What smart investors can do, is:
a) Asset allocation and diversification
b) Pick the very best index-based funds.
c) only invest their "play money" in individual stocks, short-term investing, and other speculative stuff.
This is not fun to hear, very humbling, and doesn't sell books and TV shows, but it does allow investors to get good returns, and get on and enjoy the rest of their lives.
The one exception is when investors really know an industry or company very, very well. Then sometimes, they can beat the street, but that means a lot of work and specialized knowledge since there are often many insiders and street analysts who follow the same companies very closely and get paid to do it (so they spend many, many hours following the company, its peers, and meeting with management. That's a tough edge to beat. It doesn't always mean their advice is great since they often cannot publish what they really think.
What I meant to say is that a good Index should NEVER have lousy companies unless...
Sorry about that.
On Oct 19 09:00 AM danno wrote:
> Actually, a good Index should have lousy companies in them, unless
> it is a sector or composite Index. When companies go bad, they are
> replaced. DJ 30 Industrials is a good example. Moreover, some of
> the better ETFs really offer is intelligent indexing that is most
> of the benefits of a mutual fund through and active selection process,
> but then passive index management to avoid market timing, capital
> gains distributions, and high fees. Since very fund managers (and
> only a tiny percentage of individual of investors) can beat the market
> with any regularity on a risk-adjusted basis (especially when you
> adjust for fees) it's very questionable, in my mind, that actively
> managed funds or individual investors are going to beat the indexes.
>
>
> What smart investors can do, is:
> a) Asset allocation and diversification
> b) Pick the very best index-based funds.

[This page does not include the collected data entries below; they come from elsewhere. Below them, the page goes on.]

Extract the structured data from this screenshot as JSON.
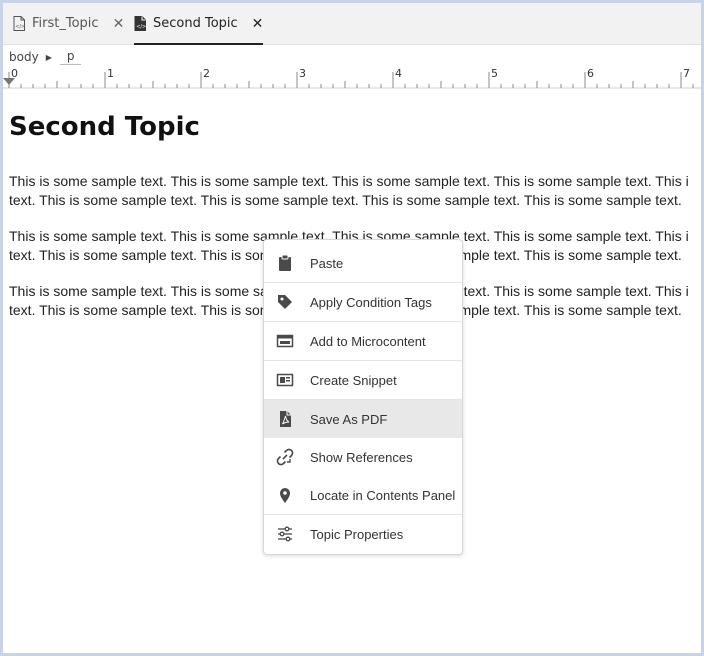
{
  "tabs": [
    {
      "label": "First_Topic",
      "active": false,
      "close": "✕"
    },
    {
      "label": "Second Topic",
      "active": true,
      "close": "✕"
    }
  ],
  "breadcrumb": {
    "root": "body",
    "separator": "▶",
    "current": "p"
  },
  "ruler": {
    "labels": [
      "0",
      "1",
      "2",
      "3",
      "4",
      "5",
      "6",
      "7"
    ]
  },
  "document": {
    "title": "Second Topic",
    "paragraphs": [
      {
        "line1": "This is some sample text. This is some sample text. This is some sample text. This is some sample text. This i",
        "line2": "text. This is some sample text. This is some sample text. This is some sample text. This is some sample text."
      },
      {
        "line1": "This is some sample text. This is some sample text. This is some sample text. This is some sample text. This i",
        "line2": "text. This is some sample text. This is some sample text. This is some sample text. This is some sample text."
      },
      {
        "line1": "This is some sample text. This is some sample text. This is some sample text. This is some sample text. This i",
        "line2": "text. This is some sample text. This is some sample text. This is some sample text. This is some sample text."
      }
    ]
  },
  "context_menu": {
    "items": [
      {
        "label": "Paste",
        "icon": "clipboard-icon"
      },
      {
        "label": "Apply Condition Tags",
        "icon": "tag-icon"
      },
      {
        "label": "Add to Microcontent",
        "icon": "microcontent-icon"
      },
      {
        "label": "Create Snippet",
        "icon": "snippet-icon"
      },
      {
        "label": "Save As PDF",
        "icon": "pdf-icon",
        "highlighted": true
      },
      {
        "label": "Show References",
        "icon": "link-icon"
      },
      {
        "label": "Locate in Contents Panel",
        "icon": "location-pin-icon"
      },
      {
        "label": "Topic Properties",
        "icon": "sliders-icon"
      }
    ]
  },
  "colors": {
    "highlight": "#e8e8e8",
    "frame": "#c7d3e6",
    "tabbar": "#f2f2f2"
  }
}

> c) only invest their "play money" in individual stocks, short-term
> investing, and other speculative stuff.
>
> This is not fun to hear, very humbling, and doesn't sell books and
> TV shows, but it does allow investors to get good returns, and get
> on and enjoy the rest of their lives.
>
> The one exception is when investors really know an industry or company
> very, very well. Then sometimes, they can beat the street, but that
> means a lot of work and specialized knowledge since there are often
> many insiders and street analysts who follow the same companies very
> closely and get paid to do it (so they spend many, many hours following
> the company, its peers, and meeting with management. That's a tough
> edge to beat. It doesn't always mean their advice is great since
> they often cannot publish what they really think.